DOCTOR KEITH ARMSTRONG
Born in Newcastle upon Tyne, where he has worked as a community development worker, poet, librarian and publisher, Doctor Keith Armstrong now resides in the seaside town of Whitley Bay. He has organised several community arts festivals in the region and many literary events. He is coordinator of the Northern Voices Community Projects creative writing and community publishing enterprise and was founder of Ostrich poetry magazine, Poetry North East, Tyneside Poets and the Strong Words and Durham Voices community publishing series.
He recently compiled and edited books on the Durham Miners’ Gala and on the former mining communities of County Durham, the market town of Hexham and the heritage of North Tyneside. He has been a self employed writer since 1986 and he was awarded a doctorate in 2007 for his work on Newcastle writer Jack Common at the University of Durham where he received a BA Honours Degree in Sociology in 1995 and Masters Degree in 1998 for his studies on regional culture in the North East of England. His biography of Jack Common was published by the University of Sunderland Press in 2009.
He was Year of the Artist 2000 poet-in-residence at Hexham Races, working with artist Kathleen Sisterson. He has also written for music-theatre productions, including ‘Fire & Brimstone’ (on painter John Martin), 1989, and ‘The Hexham Celebration’, 1992, both for the Hexham Abbey Festival. He appeared again at the Hexham Abbey Festival in 2008 reciting the poetry of Hexham poet Wilfrid Gibson.

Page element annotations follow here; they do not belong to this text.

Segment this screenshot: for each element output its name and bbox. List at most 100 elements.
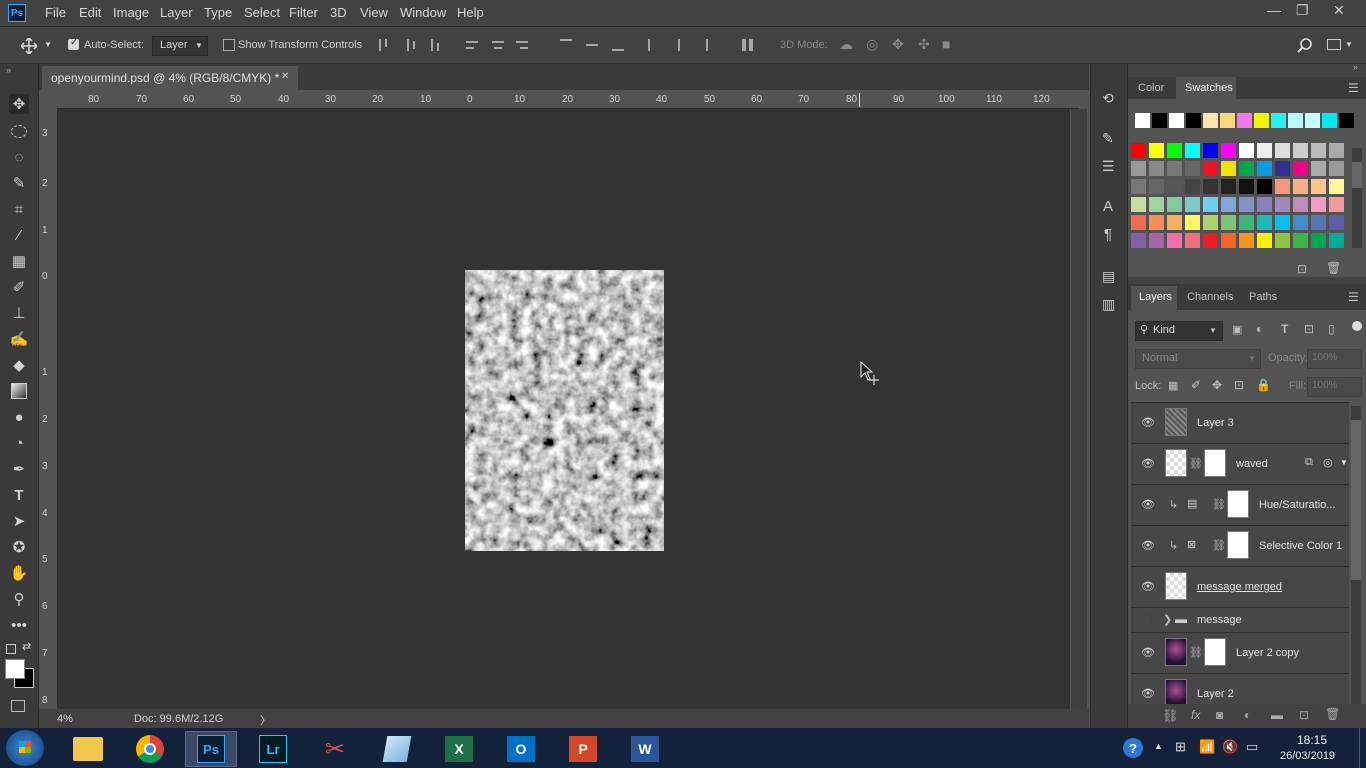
3d-camera-icon[interactable]: ■ [942,36,950,52]
taskbar-photoshop-icon[interactable]: Ps [185,731,237,767]
default-colors-icon[interactable] [6,644,16,654]
swatch[interactable] [1275,161,1290,176]
tab-layers[interactable]: Layers [1139,291,1172,303]
swatch[interactable] [1186,113,1201,128]
dodge-tool-icon[interactable]: ◔ [9,433,29,453]
layer-row[interactable]: 👁 ⛓ waved ⧉ ◎ ▼ [1131,444,1349,485]
taskbar-word-icon[interactable]: W [619,731,671,767]
canvas-vertical-scrollbar[interactable] [1071,109,1087,709]
panel-menu-icon[interactable]: ☰ [1348,290,1359,304]
layer-row[interactable]: 👁 Layer 2 [1131,674,1349,707]
layer-name[interactable]: Hue/Saturatio... [1259,499,1335,511]
new-group-icon[interactable]: ▬ [1271,708,1283,722]
taskbar-lightroom-icon[interactable]: Lr [247,731,299,767]
swatch[interactable] [1185,161,1200,176]
history-brush-tool-icon[interactable]: ✍ [9,329,29,349]
swatch[interactable] [1305,113,1320,128]
swatch[interactable] [1167,143,1182,158]
trash-icon[interactable]: 🗑 [1326,261,1341,275]
swatch[interactable] [1203,233,1218,248]
swatch[interactable] [1167,179,1182,194]
filter-adjustment-icon[interactable]: ◐ [1256,322,1263,336]
filter-pixel-icon[interactable]: ▣ [1232,323,1242,336]
swatch[interactable] [1257,233,1272,248]
menu-select[interactable]: Select [244,5,280,20]
lock-position-icon[interactable]: ✥ [1212,378,1222,392]
brush-tool-icon[interactable]: ✐ [9,277,29,297]
swatch[interactable] [1239,197,1254,212]
align-top-icon[interactable] [379,39,381,51]
swatch[interactable] [1239,179,1254,194]
marquee-tool-icon[interactable] [9,121,29,141]
swatch[interactable] [1257,179,1272,194]
swatch[interactable] [1311,215,1326,230]
taskbar-powerpoint-icon[interactable]: P [557,731,609,767]
swatch[interactable] [1293,197,1308,212]
gradient-tool-icon[interactable] [9,381,29,401]
menu-file[interactable]: File [45,5,66,20]
blur-tool-icon[interactable]: ● [9,407,29,427]
eye-icon[interactable]: 👁 [1140,539,1156,552]
lasso-tool-icon[interactable]: ◌ [9,147,29,167]
swatch[interactable] [1329,161,1344,176]
healing-brush-tool-icon[interactable]: ▦ [9,251,29,271]
swatch[interactable] [1203,197,1218,212]
crop-tool-icon[interactable]: ⌗ [9,199,29,219]
filter-shape-icon[interactable]: ⊡ [1304,322,1314,336]
lock-transparent-icon[interactable]: ▦ [1168,379,1178,392]
layer-row[interactable]: 👁 ↳ ▤ ⛓ Hue/Saturatio... [1131,485,1349,526]
opacity-field[interactable]: 100% [1307,349,1362,369]
filter-toggle[interactable] [1352,321,1362,331]
swatch[interactable] [1221,215,1236,230]
swatch[interactable] [1322,113,1337,128]
layer-name[interactable]: Selective Color 1 [1259,540,1342,552]
document-canvas[interactable] [465,270,664,551]
chevron-down-icon[interactable]: ▼ [1340,458,1348,467]
distribute-left-icon[interactable] [648,39,650,51]
swatch[interactable] [1275,233,1290,248]
swatch[interactable] [1131,143,1146,158]
menu-help[interactable]: Help [457,5,484,20]
move-tool-icon[interactable]: ✥ [9,94,29,114]
layer-name[interactable]: waved [1236,458,1268,470]
swatch[interactable] [1311,233,1326,248]
swatch[interactable] [1329,197,1344,212]
lock-all-icon[interactable]: 🔒 [1256,378,1271,392]
filter-effects-icon[interactable]: ◎ [1323,456,1333,469]
foreground-color-swatch[interactable] [5,659,25,679]
swatch[interactable] [1152,113,1167,128]
swatch[interactable] [1239,215,1254,230]
swatch[interactable] [1257,143,1272,158]
distribute-bottom-icon[interactable] [612,49,624,51]
swatch[interactable] [1185,233,1200,248]
swatch[interactable] [1275,143,1290,158]
eye-icon[interactable]: 👁 [1140,646,1156,659]
collapse-icon[interactable]: » [6,65,11,75]
show-transform-checkbox[interactable] [223,39,235,51]
tab-swatches[interactable]: Swatches [1185,82,1233,94]
swatch[interactable] [1149,197,1164,212]
type-tool-icon[interactable]: T [9,485,29,505]
align-hcenter-icon[interactable] [492,41,504,43]
menu-view[interactable]: View [360,5,388,20]
lock-artboard-icon[interactable]: ⊡ [1234,378,1244,392]
swatch[interactable] [1203,179,1218,194]
tab-color[interactable]: Color [1138,82,1164,94]
fx-icon[interactable]: fx [1191,708,1200,722]
swatch[interactable] [1221,143,1236,158]
swatch[interactable] [1293,215,1308,230]
paragraph-panel-icon[interactable]: ¶ [1104,226,1112,243]
swatch[interactable] [1135,113,1150,128]
eye-icon[interactable]: 👁 [1140,416,1156,429]
new-layer-icon[interactable]: ⊡ [1299,708,1309,722]
link-layers-icon[interactable]: ⛓ [1162,708,1179,724]
close-tab-icon[interactable]: ✕ [281,71,289,82]
swatch[interactable] [1203,215,1218,230]
document-tab[interactable]: openyourmind.psd @ 4% (RGB/8/CMYK) * ✕ [42,66,298,90]
brush-panel-icon[interactable]: ✎ [1102,130,1114,147]
layer-name[interactable]: Layer 3 [1197,417,1234,429]
help-icon[interactable]: ? [1123,738,1143,758]
layer-row[interactable]: 👁 Layer 3 [1131,403,1349,444]
show-desktop-button[interactable] [1359,728,1366,768]
layer-name[interactable]: Layer 2 copy [1236,647,1299,659]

His poetry has been extensively published in magazines such as New Statesman, Poetry Review, Dream Catcher, and Other Poetry, as well as in the collections The Jingling Geordie, Dreaming North, Pains of Class, Imagined Corners, Splinters (2011) and The Month of the Asparagus (2011), on cassette, LP & CD, and on radio & TV. He has performed his poetry on several occasions at the Edinburgh Fringe Festival and at Festivals in Aberdeen, Bradford, Cardiff, Cheltenham (twice at the Festival of Literature - with Liz Lochhead and with 'Sounds North'), Durham, Newcastle upon Tyne, Greenwich, Lancaster, and throughout Britain.
In his youth, he travelled to Paris to seek out the grave of poet Charles Baudelaire and he has been making cultural pilgrimages abroad ever since. He has toured to Russia, Georgia, Bulgaria, Poland, Iceland (including readings during the Cod War), Denmark, France, Germany (including readings at the Universities of Hamburg, Kiel, Oldenburg, Trier and Tuebingen), Hungary, Italy, Ireland, Spain, Sweden, Czech Republic, The Netherlands, Cuba, Jamaica and Kenya.
He has read several times in Limerick and in Cork, Dublin, Kinvara, Fermoy and Galway. His Irish adventures have inspired him to write a sequence of poems based on the places he has visited and the people he has met. With Dominic Taylor, he co-edited the anthology ‘Two Rivers Meet, poetry from the Shannon and the Tyne’ which was published by Revival Press as part of the exchange between Limerick and Keith’s home city.